There are some talent evaluators high up in the organization who believe the 22-year-old Webb will be the organization's best pitching prospect at some point this season. Howard got just 10 at-bats in camp but roped three doubles; the Giants are hopeful they have a second Matt Duffy here. Marte has strong minor league numbers and will catch every day at Double-A. 

March 9: Carlos Navas and Kieran Lovegrove are reassigned

Lovegrove might have been the most interesting player in the clubhouse. He gave up four runs in four spring appearances, but it's a live arm and the Giants went hard after him early in the offseason. They're hoping to get him on track in the minors. 

March 10: Jose Lopez and Melvin Adon are optioned

Lopez, picked up from the Reds last month, should provide starting depth in Triple-A. Adon hit 102 mph a couple of times and is being moved from starting to relieving, and he might move quickly. He's likely to start the season in Double-A.

Given how many pitchers the Giants plan to use, it wouldn't be a surprise to see both these guys in the big leagues at some point. 

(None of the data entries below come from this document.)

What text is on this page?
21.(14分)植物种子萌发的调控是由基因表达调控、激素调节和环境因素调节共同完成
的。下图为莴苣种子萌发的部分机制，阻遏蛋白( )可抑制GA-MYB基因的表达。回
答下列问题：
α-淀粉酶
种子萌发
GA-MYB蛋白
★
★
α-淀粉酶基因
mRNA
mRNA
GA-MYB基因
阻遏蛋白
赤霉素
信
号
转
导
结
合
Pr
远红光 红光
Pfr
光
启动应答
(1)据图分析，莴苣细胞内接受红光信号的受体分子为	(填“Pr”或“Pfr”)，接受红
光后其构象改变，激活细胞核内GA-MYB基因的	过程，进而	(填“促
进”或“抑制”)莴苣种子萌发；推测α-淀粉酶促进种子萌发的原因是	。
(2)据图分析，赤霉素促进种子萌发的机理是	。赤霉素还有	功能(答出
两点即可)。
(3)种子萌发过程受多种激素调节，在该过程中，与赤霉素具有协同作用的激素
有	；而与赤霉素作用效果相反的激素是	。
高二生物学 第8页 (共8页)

March 11: Abiatal Avelino, Sam Coonrod, Ryder Jones, Chris Shaw and Breyvic Valera are optioned; Shaun Anderson, Enderson Franco and Keyvius Sampson are reassigned

The biggest cuts came Monday, and there's a lot to unpack here. Shaw might have had the most impressive swing of the spring, but he wasn't in the mix for an outfield job and it's time to get him four at-bats a day.

He has also hit a bit of a crossroads, as he'll be in Triple-A for a third straight year. The Giants are still waiting for more consistent contact. 

Jones was a bit behind as he came off knee surgery and never had a shot at making the team. It'll be interesting to see if the Giants move him around in Triple-A; he's blocked in the infield but there's been talk of getting him outfield reps. That's something Jones, still just 24, would like to try. 

One of Avelino or Valera could be in trouble when the Giants need a roster spot for Yangervis Solarte. If they survive, they're both on the 40-man and infielders often get shuttled back and forth because of injuries.

The Giants love Avelino's energy and may move him all over the field as they look for versatile role players similar to what Farhan Zaidi had in Los Angeles. They really need one of these guys to break through and provide an infield option from the right side of the plate

Franco and Sampson were part of an offseason effort to add new arms to the upper levels of the minors. A holdover is Coonrod, who will pitch exclusively out of the bullpen this year in his first full season back from Tommy John surgery. He's back up to the high 90s with his fastball. 

Anderson is the organization's best pitching prospect and had two solid appearances in his first camp. He'll start the season at Triple-A and is currently somewhere around ninth on the starting depth chart, but he should make his debut this season. Anderson is a former closer and could break in as a boost for the bullpen.

[RELATED: Joey Bart needs to improve this part of his game, Mike Krukow says]

If the Giants sell at the deadline, he's likely to get an early crack at a 2020 rotation spot.